I find it odd that a draft from the broken basement window causes the furnace to run continuously when it is the thermostat (in the heated portion of the house) that looks to be satisfied when the set point temperature is reached, which then stops the operation of the furnace. Is the broken basement window feeding cold air into the heated portion of the house? I hope not!

As for the furnace turning off periodically so it doesn't overheat - that tells me the furnace was not capable of raising the temperature enough to satisfy the thermostat setting. Why is that? Again, I find this odd.

Something isn't adding up in my opinion.


----------



## JohnWill (Oct 19, 2002)

Koot said:


> Something isn't adding up in my opinion.
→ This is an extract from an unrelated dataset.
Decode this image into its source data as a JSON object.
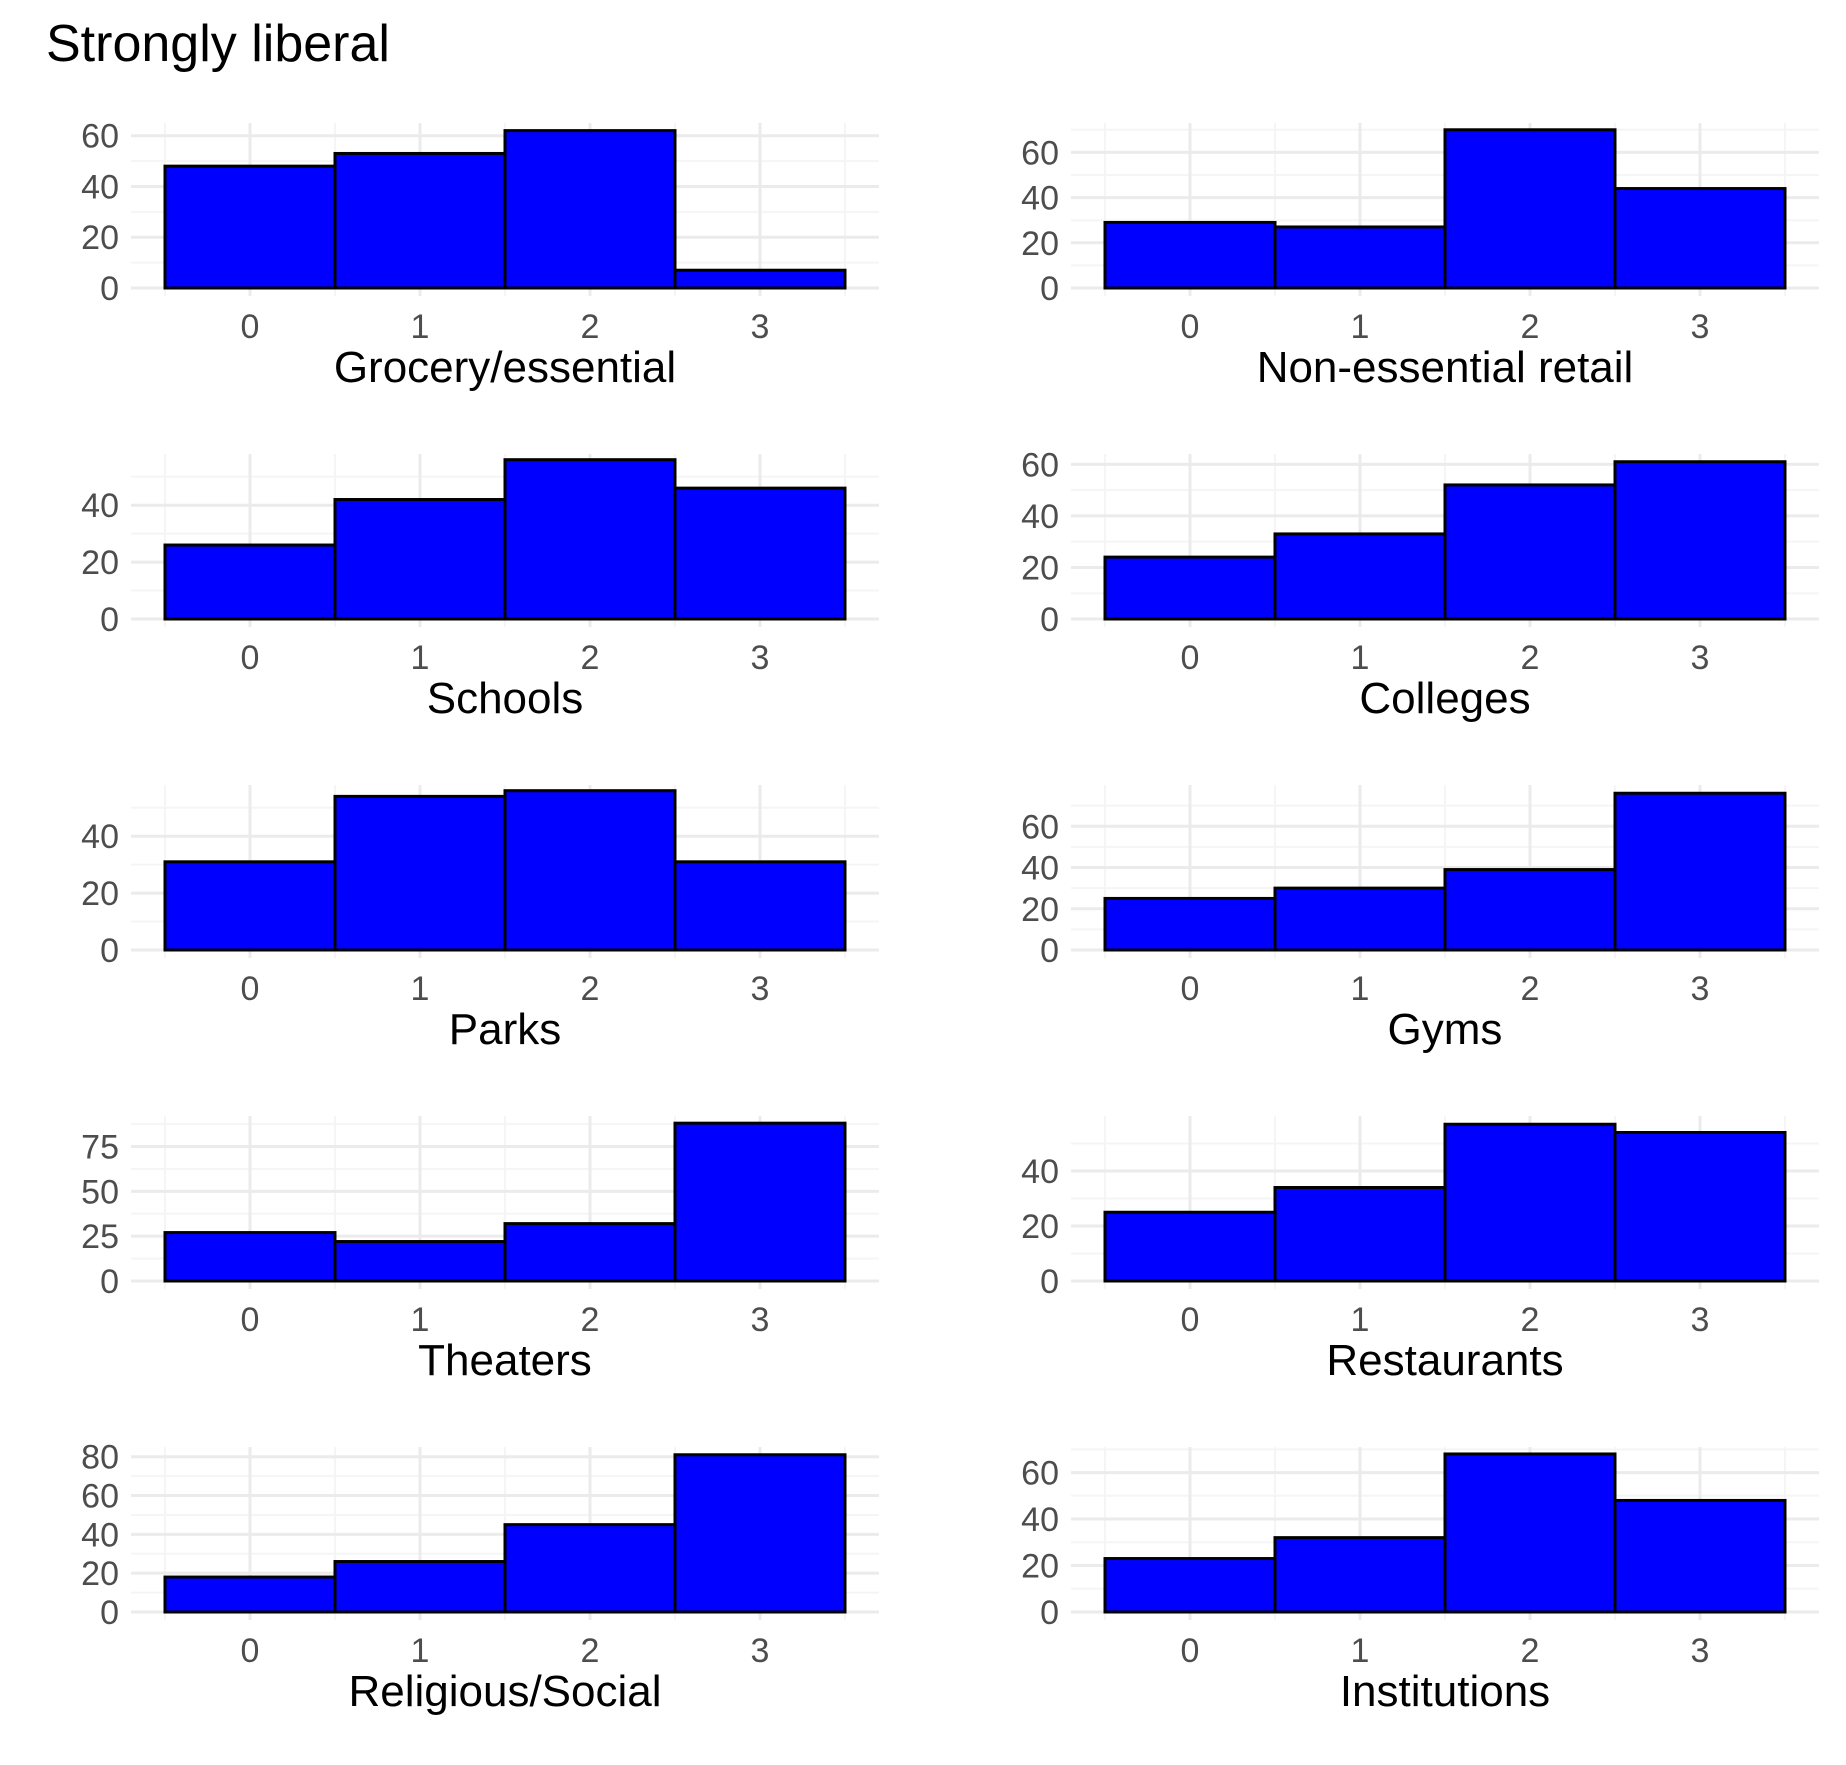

I'm glad I'm not the only one that found this really strange.


----------



## TechieJeff (Jan 3, 2010)

Yeah its still not fixed, I thought it was  

I called my dad to see if he could come over and take a look at it, haha.


----------



## Koot (Nov 25, 2007)

TechieJeff said:


> Yeah its still not fixed, I thought it was
> 
> I called my dad to see if he could come over and take a look at it, haha.


I didn't think so. Let us know the outcome.


----------



## JohnWill (Oct 19, 2002)

Did you try my suggestion of simply jumpering the thermostat to eliminate it as a possibility? I suspect this will turn out to be a furnace issue.


----------



## Knotbored (Jun 5, 2004)

Just one more consideration.
I replaced my propane tank last summer and didn't test out my furnace for a week later. It seems when replaced the lines to the furnace purged of gas and it took about a dozen tries before the furnace fired up. Durring this the furnace recirculating pump would hum, the fan would come on for 3 secconds, I would hear a crackle as a spark tried to fire it, then shutdown for about 30 seconds. Then do it all over again.
Is there a chance you refilled an empty propane tank? Could there be frozen moisture in the propane line? Could the valve at the tank be closed off?


----------



## K7M (Feb 27, 2000)

Is this propane or natural gas??? Is this a new install??? If it is propane, what size tanks are you using. If the tanks aren't large enough the lp will not vaporize at a fast enough rate to supply the furnace. a 100 lb tank at 0 deg will only vaporize for 45-50,000 btu. the average house furnace needs at least 2 100# tanks or a 100 gal. tank to vaporize for a 100,000 btu furnace. If it is natural gas, light your stove or other gas appliance and see what the flame does when the furnace tries to light. A friend had to have the gas co. come in and change the regulator on his house.


----------